After he leaves, I spend the morning in the usual way, calling and looking in the shadows for a dead or dying cat.
And then, that afternoon, it rains. A hard rain. First I think it’s the disaster but it isn’t. I rush out in it calling kitty, kitty, kitty. I’m sopping but I don’t care. Only later do I remember to put out cups and the old man’s frying pan to collect water.
Then it stops raining and then suddenly flowers! As far as the eye can see—not mud but flowers.
I walk out in it. It smells wonderful. And here’s a whole mass of little luminous blue butterflies. I never knew such a thing could be.
Have I been wrong about the disaster all this time? Is it to be something beautiful instead of something bad? A disaster of flowers?
But then I feel a sharp twinge in my feet as if to remind me I’m wrong and there’s a big disaster out there just waiting to come down on us all.
I search the sky again.
Except now I don’t care. I yell, “Come on tsunami! Come flood and fire, tornado and meteorites.”
Nothing happens.
Then I hear the old man coming back. He’s whistling. You just can’t help it what with all this beauty. He sees me and waves. Calls out, “I have tomatoes and peaches!” It’s as if he knew they were things I haven’t had since I started on the journey to escape.
But I sit down in the middle of the flowers and start to cry. So many good things and I don’t even care.
He sees I won’t be able to eat for a while. He puts everything behind our wall and then comes out into the flowers and butterflies—carefully, trying to avoid stepping on flowers—and sits beside me.
After a bit I take a good look at him… a better look than before.

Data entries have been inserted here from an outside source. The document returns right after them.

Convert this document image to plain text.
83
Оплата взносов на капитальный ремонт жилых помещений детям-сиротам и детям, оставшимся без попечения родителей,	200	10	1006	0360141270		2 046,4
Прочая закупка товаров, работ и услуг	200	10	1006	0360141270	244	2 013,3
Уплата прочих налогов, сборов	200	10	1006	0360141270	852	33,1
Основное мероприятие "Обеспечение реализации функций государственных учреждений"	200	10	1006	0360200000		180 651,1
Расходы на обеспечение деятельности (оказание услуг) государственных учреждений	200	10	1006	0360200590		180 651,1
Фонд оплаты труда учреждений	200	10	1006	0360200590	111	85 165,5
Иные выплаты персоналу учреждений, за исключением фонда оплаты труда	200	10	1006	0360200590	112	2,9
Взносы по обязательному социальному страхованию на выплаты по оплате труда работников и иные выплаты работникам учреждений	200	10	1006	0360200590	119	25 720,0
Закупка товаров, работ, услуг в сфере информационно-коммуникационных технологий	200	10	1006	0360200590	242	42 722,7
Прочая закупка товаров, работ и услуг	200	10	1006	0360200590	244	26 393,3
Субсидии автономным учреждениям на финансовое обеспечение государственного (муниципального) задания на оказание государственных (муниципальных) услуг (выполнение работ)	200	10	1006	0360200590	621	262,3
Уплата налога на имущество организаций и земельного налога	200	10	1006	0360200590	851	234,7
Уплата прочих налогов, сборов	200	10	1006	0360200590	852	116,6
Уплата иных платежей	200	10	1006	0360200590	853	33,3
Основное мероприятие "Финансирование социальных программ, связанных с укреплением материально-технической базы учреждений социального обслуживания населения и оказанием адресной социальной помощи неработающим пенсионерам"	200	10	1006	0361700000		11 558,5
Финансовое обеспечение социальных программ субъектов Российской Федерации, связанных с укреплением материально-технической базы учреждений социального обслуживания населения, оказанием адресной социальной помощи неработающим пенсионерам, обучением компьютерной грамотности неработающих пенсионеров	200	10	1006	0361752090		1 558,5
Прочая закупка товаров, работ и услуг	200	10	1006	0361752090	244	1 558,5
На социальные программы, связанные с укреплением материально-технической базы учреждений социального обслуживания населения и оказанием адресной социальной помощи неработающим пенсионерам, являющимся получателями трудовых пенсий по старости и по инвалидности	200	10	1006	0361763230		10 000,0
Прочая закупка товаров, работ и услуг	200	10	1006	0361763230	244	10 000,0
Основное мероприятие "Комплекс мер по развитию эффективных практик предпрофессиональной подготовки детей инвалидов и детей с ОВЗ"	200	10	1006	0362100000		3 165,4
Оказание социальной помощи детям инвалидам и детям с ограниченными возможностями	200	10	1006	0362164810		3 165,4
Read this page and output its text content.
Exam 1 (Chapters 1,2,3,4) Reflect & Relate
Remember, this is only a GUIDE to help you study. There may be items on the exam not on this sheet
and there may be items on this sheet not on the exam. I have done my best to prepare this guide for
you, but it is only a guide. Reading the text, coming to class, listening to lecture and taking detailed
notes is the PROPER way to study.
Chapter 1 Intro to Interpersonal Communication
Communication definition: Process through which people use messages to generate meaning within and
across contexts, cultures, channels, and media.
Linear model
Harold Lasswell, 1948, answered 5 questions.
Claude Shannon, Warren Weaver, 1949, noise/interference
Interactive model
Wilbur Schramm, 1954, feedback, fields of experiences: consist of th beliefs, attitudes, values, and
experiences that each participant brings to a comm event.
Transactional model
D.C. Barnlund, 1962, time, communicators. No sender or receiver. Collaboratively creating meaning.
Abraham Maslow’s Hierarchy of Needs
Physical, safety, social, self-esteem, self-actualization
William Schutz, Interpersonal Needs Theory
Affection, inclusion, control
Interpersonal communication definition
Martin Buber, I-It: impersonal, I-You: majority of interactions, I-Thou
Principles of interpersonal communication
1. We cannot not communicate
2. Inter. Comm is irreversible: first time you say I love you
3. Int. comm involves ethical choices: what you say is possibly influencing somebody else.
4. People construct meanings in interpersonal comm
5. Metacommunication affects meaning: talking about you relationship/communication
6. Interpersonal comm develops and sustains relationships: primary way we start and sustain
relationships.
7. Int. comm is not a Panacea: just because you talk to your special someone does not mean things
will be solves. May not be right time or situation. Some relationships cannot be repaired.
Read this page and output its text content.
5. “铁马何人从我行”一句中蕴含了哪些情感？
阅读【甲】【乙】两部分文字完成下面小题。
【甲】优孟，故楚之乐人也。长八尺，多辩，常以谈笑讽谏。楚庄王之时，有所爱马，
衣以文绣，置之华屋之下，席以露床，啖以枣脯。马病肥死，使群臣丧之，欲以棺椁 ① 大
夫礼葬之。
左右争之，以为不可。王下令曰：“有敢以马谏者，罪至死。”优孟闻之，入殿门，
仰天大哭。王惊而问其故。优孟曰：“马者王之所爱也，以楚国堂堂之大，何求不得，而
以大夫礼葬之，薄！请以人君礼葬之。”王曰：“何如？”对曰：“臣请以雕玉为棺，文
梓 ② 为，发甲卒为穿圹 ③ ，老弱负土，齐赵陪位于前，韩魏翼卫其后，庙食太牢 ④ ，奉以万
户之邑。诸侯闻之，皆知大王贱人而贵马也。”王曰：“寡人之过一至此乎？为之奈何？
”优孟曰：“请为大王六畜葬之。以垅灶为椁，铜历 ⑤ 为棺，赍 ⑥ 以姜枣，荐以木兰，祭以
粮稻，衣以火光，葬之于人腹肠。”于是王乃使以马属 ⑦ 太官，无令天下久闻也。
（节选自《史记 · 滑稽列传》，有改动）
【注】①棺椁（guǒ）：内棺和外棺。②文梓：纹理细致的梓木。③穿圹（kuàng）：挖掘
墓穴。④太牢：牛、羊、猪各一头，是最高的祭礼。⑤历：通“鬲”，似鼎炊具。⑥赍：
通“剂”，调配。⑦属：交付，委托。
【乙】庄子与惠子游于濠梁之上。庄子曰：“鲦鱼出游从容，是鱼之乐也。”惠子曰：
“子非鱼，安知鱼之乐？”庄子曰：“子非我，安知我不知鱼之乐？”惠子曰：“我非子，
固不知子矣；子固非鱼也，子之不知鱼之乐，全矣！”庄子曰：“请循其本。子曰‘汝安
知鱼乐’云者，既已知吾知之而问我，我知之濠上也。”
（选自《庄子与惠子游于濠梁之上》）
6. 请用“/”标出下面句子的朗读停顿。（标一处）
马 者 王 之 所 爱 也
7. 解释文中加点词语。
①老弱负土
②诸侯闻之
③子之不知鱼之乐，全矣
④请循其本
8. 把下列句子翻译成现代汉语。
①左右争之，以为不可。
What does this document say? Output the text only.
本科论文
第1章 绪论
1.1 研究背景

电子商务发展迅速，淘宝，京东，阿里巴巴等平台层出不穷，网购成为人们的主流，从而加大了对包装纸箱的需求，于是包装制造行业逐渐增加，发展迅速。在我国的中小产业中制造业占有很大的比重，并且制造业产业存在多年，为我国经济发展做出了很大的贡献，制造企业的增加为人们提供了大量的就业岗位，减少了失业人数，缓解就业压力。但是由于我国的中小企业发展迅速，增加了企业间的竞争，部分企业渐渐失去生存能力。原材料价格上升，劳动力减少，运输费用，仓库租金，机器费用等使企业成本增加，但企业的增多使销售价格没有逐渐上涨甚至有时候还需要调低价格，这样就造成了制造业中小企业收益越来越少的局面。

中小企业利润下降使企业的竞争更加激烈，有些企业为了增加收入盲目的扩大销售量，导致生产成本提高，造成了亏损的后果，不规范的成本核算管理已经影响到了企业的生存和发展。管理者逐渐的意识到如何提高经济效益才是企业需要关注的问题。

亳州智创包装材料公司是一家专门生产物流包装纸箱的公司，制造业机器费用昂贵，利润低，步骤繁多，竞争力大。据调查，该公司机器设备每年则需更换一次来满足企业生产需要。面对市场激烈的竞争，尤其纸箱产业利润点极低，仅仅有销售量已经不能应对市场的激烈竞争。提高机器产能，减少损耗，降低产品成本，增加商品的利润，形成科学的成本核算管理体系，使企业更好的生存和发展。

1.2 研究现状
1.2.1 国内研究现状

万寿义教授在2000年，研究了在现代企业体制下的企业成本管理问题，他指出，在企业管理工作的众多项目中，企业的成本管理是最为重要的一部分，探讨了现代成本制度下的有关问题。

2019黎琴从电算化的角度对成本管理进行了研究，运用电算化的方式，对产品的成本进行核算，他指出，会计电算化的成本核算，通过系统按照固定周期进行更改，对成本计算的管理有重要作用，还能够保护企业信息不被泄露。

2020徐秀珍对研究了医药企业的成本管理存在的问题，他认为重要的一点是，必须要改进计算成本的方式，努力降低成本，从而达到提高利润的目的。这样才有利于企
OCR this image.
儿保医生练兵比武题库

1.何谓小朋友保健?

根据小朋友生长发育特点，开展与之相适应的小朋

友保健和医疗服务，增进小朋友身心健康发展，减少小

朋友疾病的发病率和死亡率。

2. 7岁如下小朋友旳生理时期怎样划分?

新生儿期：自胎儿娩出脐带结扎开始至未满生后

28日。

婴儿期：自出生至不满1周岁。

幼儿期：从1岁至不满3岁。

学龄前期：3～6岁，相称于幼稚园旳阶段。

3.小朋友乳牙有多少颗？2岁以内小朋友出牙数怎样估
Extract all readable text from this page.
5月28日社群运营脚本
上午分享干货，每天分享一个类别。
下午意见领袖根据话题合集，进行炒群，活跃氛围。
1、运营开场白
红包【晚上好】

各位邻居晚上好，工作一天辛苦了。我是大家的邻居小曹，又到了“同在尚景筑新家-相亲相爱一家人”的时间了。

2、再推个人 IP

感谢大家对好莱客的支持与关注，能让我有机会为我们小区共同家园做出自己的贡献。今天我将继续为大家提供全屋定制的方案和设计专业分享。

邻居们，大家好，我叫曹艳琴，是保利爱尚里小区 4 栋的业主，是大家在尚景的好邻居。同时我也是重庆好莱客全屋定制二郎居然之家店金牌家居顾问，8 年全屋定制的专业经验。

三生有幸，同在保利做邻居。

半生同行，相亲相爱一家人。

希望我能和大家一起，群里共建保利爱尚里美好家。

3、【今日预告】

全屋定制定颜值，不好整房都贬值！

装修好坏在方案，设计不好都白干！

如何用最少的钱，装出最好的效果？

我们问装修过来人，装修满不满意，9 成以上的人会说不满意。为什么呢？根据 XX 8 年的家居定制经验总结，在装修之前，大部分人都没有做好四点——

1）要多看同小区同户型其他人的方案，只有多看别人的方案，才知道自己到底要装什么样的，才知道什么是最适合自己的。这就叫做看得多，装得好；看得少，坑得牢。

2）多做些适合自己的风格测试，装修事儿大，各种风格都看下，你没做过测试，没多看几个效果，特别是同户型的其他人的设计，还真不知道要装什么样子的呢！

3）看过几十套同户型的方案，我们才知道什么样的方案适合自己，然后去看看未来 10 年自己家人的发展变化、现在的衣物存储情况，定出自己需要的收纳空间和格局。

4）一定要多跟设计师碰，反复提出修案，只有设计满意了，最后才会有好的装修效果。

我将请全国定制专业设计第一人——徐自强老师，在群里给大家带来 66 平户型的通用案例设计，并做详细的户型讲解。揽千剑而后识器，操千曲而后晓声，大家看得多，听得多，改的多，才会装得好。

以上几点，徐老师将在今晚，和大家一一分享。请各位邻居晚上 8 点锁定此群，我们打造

He sits hugging one knee. He’s wearing shorts. His legs are hairy, stringy, and knobby, but strong looking. His big hat partly hides his face, but I already know he’s an ugly man and needs a shave. His teeth stick out and his chin recedes, his nose has a bump in the middle, but all of a sudden he looks beautiful. Like Natty. Natty’s not a handsome cat but I’ve never seen one I like better.
I say, “Thank you.”
He nods—a series of nods, as if, “Yes, yes, yes,” and then shakes his head the other way as if, “It’s not important.”
I wonder what his name is.
I think to reach out and touch his knee—to say something nice but here comes the doctor, his silver car is parked right across from our wall.
He walks toward us, tramping on flowers. Scattering butterflies. He has a bandage on his hand where Natty scratched him.
“I thought you’d be gone on by now. Or at least gone for help.”
Oh my God, he has Natty’s red leather leash. He’s slapping it against his thigh. Then he hands it to me. “Here’s your leash.”
We’ve been looking and calling ourselves hoarse and he’s had Natty all this time. Or at least he knows where he is. I can just see it, the doctor driving down the road and seeing that red leash and tricking Natty some way. Or, more likely, the leash hooked on a prickly blackbrush.
I grab it and start whipping him with it. He’s not ready. He falls backwards into flowers and I keep on lashing at him.
Long as I’m winning, the old man stands there watching, but when the doctor gets up and hits me one good slap and knocks me over, the old man grabs him from behind and holds him. He’s shorter than the doctor but you can see in his stringy arms, very strong.
I’m thinking: My old man.
The doctor says, “It’s….” ( It’s again) “…at the pound back in Wilkerville. Unless it’s dead. They don’t keep them very long.”
I don’t even grab a water bottle. I start running—back down the road.
The doctor yells, “Don’t be dumb.”
We’re maybe only seven or eight miles from town and days and days of walking and pushing my cart have made me strong, too. I run on and on.